I was having a conversation about Simon and school work, and the other person suggested that he wasn't motivated to do it. For a few years, I also thought that this was the problem, until it was explained that ADHD has a nasty habit of causing the brain to constantly try and decide what to pay attention to. Motivation isn't the problem, it's locking down on the thing that you have to do.
And of course, I know exactly how that works. Acknowledging my "thought spirals" is a fairly recent development, but I deeply understand it from experience. I remember my senior year of college in particular how difficult it was. I remember having to read in American Literature, and write about it, and I can tell you that I was motivated because without it I'd be one credit short to graduate (and also not establish the double major). But I was constantly bogged down in things large and small, whether it be gaming out my next career moves after graduation, or figuring out what the hell I was gonna eat because I was so poor and living off-campus. That book couldn't compete.
This seems abstract and foreign to people who don't experience it. Some people even claim to have no internal dialog, which seems impossible. I can only imagine how well I would sleep if I didn't have that. But it's real, and it affects everything that I do.

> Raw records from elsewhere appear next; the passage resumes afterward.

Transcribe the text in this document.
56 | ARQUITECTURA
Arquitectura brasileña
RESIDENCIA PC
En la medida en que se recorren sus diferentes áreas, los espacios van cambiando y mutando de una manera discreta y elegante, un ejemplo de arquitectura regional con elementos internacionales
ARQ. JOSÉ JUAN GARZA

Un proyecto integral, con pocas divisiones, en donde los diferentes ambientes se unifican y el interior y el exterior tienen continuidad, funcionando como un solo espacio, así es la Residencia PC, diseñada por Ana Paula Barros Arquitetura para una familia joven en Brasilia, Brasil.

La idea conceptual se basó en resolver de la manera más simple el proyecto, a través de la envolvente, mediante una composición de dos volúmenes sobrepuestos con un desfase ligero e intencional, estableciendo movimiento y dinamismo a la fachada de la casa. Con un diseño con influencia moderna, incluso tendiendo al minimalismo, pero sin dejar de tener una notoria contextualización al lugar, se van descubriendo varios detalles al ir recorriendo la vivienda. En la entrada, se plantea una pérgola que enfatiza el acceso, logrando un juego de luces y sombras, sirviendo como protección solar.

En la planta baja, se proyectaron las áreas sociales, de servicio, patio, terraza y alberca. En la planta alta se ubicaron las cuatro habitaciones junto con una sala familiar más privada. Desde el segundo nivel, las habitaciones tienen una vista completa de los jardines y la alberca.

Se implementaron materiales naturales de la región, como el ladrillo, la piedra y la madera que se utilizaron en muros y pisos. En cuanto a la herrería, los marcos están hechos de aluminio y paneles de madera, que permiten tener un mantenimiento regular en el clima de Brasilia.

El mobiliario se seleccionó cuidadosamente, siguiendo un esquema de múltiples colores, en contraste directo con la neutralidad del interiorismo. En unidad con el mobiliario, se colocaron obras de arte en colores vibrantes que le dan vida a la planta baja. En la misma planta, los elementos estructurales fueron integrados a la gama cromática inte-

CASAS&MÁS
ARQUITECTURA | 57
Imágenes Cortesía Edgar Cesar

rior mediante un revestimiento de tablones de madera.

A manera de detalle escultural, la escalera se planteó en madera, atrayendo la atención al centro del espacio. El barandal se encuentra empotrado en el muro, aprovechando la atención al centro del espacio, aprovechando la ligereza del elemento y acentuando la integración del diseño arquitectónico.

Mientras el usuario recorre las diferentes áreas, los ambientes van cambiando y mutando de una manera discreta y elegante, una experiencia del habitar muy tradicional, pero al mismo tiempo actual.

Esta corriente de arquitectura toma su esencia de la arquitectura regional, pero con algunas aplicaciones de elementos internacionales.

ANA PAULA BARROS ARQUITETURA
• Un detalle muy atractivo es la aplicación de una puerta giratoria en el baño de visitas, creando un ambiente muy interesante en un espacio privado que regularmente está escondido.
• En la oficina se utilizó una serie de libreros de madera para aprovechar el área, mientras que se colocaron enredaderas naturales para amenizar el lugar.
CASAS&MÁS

Where Simon and I differ is that I've had decades to develop coping strategies, and he has not. These are not deliberate plans, mind you, but rather behavioral action that largely comes out of necessity. High school and college, it was bad. Work requires you to, uh, work, so you can keep your job and get paid. The stakes are different, so you internally find ways to focus on the things. When I was actively writing code, I was not turning out work as fast as my peers, and it was partly because the work happens on a computer connected to the Internet, and also because my skill level made it harder to get to the desired outcomes. Motivation had nothing to do with it. I had an iPhone back then when it first came out, but fortunately you couldn't really do anything with it. I didn't really develop coping mechanisms until I managed more people.
I have two things fueling some degree of focus, my coping strategies, though it's certainly not the hyperfocus I enjoy on certain things. The first thing is that my general empathy for others means I feel a responsibility to them. At work, this means that filling out some simple form for some administrative purpose could be slow going, but a task that benefits a colleague I try to get done as quickly as possible. The second thing is that my anxiety doesn't like me to be overwhelmed, because then I just stop doing everything. The key to combat that is get it done as quickly as possible. That's why I'm inbox-zero most of the time. This translates to home life sometimes, too. When I cook, I wash dishes as I go because I can't deal with the pile. Conversely, I haven't cut my documentary because I don't owe it to anyone, and frankly I'm already overwhelmed by the volume of footage. Motivation isn't the issue.
The point is that you can't assume that someone with ADHD isn't motivated, because there's more going on than you can obviously see. Unfortunately, people still don't like to acknowledge it or get tested as an adult, so you may default to thinking a person is unmotivated. We've gotta change that.